– Ну, что с твоим братом?
Вопрос застал его врасплох, среди тревожных размышлений о том, где и на что он будет жить, собственно, даже где найдет пристанище на ночь. За приютами и благотворительными ночлежками следили. Далмау взглянул на солдата, который ждал ответа. Не отдавая себе отчета, он перешел через Ла-Рамбла и вновь столкнулся с полком валенсийцев.
Он отрицательно покачал головой. Попросту впал в отчаяние, раздавленный неумолимыми обстоятельствами. Но солдат все понял по-своему.
– Соболезную, – проговорил он.
Подошел еще один.
– В чем дело?
– У него, – ответил первый, – брат резервист. Его грохнули мавры.
Далмау догадался, в чем их заблуждение, но ему протянули бурдюк с вином, и он решил не отнекиваться.
– Нужно было поубивать всех мавров несколько веков назад! – воскликнул новоприбывший.
– Как это возможно, – возразил первый. – В Африке их миллионы.
Валенсийцы приняли Далмау в свой круг, и капрал, которому поведали о его несчастье, велел ему сесть у костра, разведенного посреди мостовой. Войска располагались на бивак прямо на улицах Барселоны. Тут Далмау понял, где проведет первую ночь нового, смутного периода своей жизни: с теми, у кого был приказ о его аресте.
В понедельник, 2 августа 1909 года рабочие, служащие и чиновники вернулись на свои рабочие места, где им сполна выплатили жалованье, полагающееся за неделю, в течение которой они делали революцию, жгли церкви и стреляли в солдат и полицейских. В тот же понедельник газеты, близкие к правительству, которые было дозволено распространять, поместили сводку о событиях Трагической недели вместе с требованием незамедлительных и жестоких репрессий.

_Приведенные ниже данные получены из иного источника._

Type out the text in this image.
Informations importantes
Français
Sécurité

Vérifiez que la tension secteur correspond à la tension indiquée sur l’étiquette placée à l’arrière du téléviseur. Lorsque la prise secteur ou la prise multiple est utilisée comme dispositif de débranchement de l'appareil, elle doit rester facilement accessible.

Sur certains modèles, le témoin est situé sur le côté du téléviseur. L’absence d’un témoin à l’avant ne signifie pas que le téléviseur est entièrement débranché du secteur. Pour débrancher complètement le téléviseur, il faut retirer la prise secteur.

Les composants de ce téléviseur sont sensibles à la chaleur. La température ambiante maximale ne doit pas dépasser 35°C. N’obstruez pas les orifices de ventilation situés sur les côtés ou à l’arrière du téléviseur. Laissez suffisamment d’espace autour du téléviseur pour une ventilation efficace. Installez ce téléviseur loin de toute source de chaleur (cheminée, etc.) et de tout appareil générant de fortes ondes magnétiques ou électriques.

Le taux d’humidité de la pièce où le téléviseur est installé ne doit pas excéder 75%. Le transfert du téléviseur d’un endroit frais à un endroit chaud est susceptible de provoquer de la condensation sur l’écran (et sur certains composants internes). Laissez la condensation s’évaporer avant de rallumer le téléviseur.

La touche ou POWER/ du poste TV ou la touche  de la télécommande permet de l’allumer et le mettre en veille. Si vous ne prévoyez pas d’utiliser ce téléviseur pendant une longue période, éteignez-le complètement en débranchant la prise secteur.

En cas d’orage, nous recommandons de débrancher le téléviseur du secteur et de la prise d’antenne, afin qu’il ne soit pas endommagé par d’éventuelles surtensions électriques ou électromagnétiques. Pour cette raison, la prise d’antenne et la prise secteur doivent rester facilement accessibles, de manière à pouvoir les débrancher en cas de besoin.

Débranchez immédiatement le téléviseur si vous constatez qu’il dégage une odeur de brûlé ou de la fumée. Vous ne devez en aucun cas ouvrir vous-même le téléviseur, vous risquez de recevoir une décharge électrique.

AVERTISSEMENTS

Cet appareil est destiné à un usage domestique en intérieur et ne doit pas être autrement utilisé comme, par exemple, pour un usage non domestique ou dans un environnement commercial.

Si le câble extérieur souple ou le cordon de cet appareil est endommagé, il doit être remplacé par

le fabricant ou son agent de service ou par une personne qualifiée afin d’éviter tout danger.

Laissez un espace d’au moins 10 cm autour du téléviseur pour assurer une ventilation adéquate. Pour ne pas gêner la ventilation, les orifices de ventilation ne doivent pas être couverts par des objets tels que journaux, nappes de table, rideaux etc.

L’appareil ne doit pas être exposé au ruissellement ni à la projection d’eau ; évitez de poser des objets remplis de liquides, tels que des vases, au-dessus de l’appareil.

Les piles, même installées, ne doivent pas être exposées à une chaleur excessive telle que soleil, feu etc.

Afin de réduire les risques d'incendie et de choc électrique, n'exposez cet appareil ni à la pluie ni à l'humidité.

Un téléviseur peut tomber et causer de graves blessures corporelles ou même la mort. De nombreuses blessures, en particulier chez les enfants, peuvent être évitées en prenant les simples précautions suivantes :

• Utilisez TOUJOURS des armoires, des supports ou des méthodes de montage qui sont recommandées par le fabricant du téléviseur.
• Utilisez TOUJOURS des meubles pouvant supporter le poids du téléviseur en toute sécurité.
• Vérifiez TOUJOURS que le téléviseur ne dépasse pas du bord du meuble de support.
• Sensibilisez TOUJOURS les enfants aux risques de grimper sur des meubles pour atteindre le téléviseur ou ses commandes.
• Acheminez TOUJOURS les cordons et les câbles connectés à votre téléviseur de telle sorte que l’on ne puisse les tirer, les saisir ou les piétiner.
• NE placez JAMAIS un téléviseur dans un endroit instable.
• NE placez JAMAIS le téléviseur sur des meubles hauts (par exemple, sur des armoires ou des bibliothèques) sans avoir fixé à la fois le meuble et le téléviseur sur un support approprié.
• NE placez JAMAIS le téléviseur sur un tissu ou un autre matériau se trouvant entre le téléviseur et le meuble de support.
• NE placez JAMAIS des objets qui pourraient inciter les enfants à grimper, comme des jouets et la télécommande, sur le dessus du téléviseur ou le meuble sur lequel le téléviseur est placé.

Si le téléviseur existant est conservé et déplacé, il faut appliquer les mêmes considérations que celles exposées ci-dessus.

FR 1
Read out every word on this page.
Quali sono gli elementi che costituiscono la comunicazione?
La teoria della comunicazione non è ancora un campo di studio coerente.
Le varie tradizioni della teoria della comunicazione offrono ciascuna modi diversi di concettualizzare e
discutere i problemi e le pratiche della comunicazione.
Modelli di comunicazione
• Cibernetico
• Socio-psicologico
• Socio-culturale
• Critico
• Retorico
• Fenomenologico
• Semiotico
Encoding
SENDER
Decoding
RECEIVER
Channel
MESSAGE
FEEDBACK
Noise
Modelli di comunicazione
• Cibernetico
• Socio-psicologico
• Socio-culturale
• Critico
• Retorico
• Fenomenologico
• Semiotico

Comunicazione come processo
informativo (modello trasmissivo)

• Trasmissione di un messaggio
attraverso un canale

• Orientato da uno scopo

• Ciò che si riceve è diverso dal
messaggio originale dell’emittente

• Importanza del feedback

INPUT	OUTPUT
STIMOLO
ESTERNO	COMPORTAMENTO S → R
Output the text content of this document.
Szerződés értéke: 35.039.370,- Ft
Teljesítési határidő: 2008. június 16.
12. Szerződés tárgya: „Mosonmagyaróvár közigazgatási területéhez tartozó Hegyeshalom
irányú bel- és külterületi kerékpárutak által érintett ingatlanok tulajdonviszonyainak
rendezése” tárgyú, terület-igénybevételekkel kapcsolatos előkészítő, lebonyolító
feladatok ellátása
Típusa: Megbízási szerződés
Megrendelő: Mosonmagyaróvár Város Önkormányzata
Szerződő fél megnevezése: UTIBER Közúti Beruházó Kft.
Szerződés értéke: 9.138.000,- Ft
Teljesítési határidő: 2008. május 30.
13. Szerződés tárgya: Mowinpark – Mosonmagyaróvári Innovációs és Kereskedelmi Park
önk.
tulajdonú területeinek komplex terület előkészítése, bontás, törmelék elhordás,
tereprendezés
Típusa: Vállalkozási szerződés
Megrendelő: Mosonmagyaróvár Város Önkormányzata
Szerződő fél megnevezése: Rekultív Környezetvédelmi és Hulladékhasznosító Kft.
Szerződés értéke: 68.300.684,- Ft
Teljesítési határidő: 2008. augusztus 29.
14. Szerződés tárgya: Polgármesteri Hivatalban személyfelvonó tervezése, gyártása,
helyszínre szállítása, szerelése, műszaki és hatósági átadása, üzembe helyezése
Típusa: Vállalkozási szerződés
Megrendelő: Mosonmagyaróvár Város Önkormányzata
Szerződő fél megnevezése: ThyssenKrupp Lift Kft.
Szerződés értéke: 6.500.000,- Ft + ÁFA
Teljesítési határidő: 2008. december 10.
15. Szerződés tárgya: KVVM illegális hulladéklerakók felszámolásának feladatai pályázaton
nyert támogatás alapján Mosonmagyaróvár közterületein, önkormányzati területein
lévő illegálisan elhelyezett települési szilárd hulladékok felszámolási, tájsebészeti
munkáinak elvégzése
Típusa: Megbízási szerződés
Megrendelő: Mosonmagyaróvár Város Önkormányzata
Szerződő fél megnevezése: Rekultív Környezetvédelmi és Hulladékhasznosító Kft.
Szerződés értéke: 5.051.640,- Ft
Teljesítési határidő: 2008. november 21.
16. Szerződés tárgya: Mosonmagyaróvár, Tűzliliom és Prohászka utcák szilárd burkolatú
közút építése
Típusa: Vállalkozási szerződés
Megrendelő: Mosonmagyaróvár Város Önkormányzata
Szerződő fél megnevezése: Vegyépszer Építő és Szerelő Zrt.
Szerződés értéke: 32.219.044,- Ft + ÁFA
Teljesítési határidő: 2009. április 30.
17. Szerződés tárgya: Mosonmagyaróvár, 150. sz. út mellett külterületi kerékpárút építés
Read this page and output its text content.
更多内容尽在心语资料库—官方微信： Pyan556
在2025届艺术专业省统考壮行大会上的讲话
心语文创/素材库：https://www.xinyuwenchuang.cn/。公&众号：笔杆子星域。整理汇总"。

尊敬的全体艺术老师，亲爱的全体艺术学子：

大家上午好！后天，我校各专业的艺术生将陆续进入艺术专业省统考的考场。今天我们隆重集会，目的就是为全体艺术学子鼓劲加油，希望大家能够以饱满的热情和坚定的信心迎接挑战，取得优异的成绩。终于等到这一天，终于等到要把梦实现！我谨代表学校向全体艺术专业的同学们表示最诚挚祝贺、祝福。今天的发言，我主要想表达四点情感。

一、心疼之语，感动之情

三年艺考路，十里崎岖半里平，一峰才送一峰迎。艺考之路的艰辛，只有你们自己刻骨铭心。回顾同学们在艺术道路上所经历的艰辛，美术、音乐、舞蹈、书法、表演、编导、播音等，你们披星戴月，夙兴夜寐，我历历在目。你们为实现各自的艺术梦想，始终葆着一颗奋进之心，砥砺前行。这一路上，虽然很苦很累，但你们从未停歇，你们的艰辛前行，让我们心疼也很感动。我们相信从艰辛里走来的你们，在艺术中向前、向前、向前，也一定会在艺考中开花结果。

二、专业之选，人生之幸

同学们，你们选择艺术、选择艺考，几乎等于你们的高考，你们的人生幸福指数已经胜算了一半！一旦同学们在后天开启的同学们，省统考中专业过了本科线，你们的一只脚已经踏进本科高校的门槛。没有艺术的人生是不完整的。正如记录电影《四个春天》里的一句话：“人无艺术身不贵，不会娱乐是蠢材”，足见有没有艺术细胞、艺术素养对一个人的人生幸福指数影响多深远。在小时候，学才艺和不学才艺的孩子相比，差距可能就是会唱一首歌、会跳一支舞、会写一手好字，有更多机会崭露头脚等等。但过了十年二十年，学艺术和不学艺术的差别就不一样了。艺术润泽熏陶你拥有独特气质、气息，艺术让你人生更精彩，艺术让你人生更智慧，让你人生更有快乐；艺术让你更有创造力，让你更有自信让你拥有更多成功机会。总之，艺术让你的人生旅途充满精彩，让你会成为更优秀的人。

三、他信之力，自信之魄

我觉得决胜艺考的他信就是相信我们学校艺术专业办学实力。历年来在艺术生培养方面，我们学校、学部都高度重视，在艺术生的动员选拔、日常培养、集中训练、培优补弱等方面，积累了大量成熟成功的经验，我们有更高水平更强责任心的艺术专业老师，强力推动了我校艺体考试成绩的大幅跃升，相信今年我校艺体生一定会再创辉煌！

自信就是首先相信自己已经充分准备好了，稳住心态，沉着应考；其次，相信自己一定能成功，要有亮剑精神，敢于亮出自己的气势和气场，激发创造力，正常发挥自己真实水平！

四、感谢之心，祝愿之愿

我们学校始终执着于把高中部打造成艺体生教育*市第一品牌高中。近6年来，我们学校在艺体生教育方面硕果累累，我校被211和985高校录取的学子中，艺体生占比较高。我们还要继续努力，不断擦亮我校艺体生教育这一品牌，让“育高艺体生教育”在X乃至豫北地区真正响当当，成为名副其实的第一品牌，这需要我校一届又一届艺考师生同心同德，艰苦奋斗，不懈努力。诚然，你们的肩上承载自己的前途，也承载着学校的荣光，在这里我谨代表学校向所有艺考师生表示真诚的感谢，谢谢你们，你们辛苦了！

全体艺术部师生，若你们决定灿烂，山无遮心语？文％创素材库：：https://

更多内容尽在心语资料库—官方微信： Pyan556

Далмау покинул валенсийский полк до того, как мальчишки, продавцы газет, накопив сил за семь дней безделья, начнут выкрикивать новости и огласят, в частности, что объявлен в розыск художник Далмау Сала, богохульник и радикал, вдохновитель мятежей.
Второй раз в жизни Далмау слышал, как мальчишки выкрикивают его имя на улицах Барселоны. Многие из них вместе со сверстниками первыми бросались поджигать церкви, но остались безымянными. А вот его имя было у всех на устах: он написал три картины, ужасающе недвусмысленные, а в Народном доме, стоя на возвышении рядом с фортепьяно, под приветственные крики собравшихся призывал рабочих к борьбе. И если не жег христианские храмы по всему городу, то лишь потому, что Эмма предупредила его. В Трагическую неделю Церковь дорого заплатила за обман и ухищрения, благодаря которым удерживала контроль над обществом, особенно над бедняками, чье предназначение – покорно служить людям богатым и обладающим властью. Церковь понесла ужасающие материальные потери. За это они и боролись: за разрушение прогнившей структуры. И добились своего, заключил он, вспоминая сверкающие глаза Эммы, чувствуя после стольких лет прикосновение ее губ к щеке.